Ahora que Whitey Dawson se había ido, a Leonard Stilwell no le había quedado más remedio que aceptar un empleo. Era la primera vez en quince años que recibía un cheque de pago auténtico, y le pareció detestable. Era el único gringo en un negocio de lavado de coches de poca monta, y cuando no era el dueño el que le gritaba, lo hacían los demás trabajadores. Uno de los mexicanos era un viejo amigo llamado Chuey, que algunas veces tenía algo de cocaína decente para vender. Chuey nunca llevaba la cocaína encima, de manera que Leonard tenía que desplazarse hasta la pequeña casa de campo al este de Hollywood donde vivía si quería la droga.

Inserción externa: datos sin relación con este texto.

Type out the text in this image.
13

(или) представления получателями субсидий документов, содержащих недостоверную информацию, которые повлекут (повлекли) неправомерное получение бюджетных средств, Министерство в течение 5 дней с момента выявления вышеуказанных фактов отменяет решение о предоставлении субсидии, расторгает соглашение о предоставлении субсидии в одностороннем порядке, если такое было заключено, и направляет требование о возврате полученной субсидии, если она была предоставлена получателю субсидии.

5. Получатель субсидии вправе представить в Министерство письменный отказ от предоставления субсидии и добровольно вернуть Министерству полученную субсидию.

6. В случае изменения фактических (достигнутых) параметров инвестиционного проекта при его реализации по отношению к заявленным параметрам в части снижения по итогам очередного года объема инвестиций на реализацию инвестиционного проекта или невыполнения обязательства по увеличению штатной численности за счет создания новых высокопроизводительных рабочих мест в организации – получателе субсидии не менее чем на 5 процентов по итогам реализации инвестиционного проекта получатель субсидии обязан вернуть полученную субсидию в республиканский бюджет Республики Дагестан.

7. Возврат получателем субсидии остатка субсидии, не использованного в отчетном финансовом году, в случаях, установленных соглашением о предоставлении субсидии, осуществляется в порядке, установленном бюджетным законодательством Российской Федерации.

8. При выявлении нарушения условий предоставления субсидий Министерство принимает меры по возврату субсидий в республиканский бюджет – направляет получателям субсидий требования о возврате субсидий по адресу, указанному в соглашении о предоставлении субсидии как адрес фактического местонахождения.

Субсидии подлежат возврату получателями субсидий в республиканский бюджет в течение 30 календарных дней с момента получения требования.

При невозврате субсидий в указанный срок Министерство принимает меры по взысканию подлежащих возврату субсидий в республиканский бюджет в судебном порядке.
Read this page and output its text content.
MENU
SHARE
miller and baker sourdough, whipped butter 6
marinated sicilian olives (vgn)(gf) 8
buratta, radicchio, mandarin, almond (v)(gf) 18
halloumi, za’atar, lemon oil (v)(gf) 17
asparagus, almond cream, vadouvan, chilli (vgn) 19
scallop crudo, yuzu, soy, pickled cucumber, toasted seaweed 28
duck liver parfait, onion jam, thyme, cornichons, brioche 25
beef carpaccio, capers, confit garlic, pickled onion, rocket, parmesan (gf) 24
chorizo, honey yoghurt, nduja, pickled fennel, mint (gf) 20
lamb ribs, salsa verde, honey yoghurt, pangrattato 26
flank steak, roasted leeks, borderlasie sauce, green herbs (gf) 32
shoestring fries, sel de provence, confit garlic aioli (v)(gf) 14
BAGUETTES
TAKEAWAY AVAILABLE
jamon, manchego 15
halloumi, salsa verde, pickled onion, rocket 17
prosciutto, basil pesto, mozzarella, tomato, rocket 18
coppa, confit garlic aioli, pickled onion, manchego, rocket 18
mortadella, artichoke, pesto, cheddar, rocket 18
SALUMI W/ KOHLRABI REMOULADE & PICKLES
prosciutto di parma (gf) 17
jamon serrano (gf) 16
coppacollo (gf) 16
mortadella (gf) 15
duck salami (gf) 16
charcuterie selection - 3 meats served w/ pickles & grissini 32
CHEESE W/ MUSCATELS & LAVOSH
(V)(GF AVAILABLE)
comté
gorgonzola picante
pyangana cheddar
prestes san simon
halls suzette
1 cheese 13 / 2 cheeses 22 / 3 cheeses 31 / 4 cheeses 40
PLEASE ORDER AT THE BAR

Leonard condujo hasta allí justo después del atardecer y se encontró la puerta de la casa de Chuey abierta de par en par. Lo llamó a gritos, y al rato entró, pero no pudo encontrar a Chuey por ninguna parte. Entonces fue hacia el patio y lo vio. Horrorizado, Leonard corrió de vuelta a la casa, cogió el teléfono de Chuey y llamó al 911 para avisar de lo que había encontrado, intentando adoptar un inglés con acento español pero que en realidad era una lengua casi indescifrable.
Antes de abandonar la casa, decidió que tenía que superar su espanto, así que se tomó el tiempo suficiente para registrar el dormitorio hasta que encontró la cartera de Chuey. Cogió los veintitrés dólares que había en la cartera y salió de allí pitando.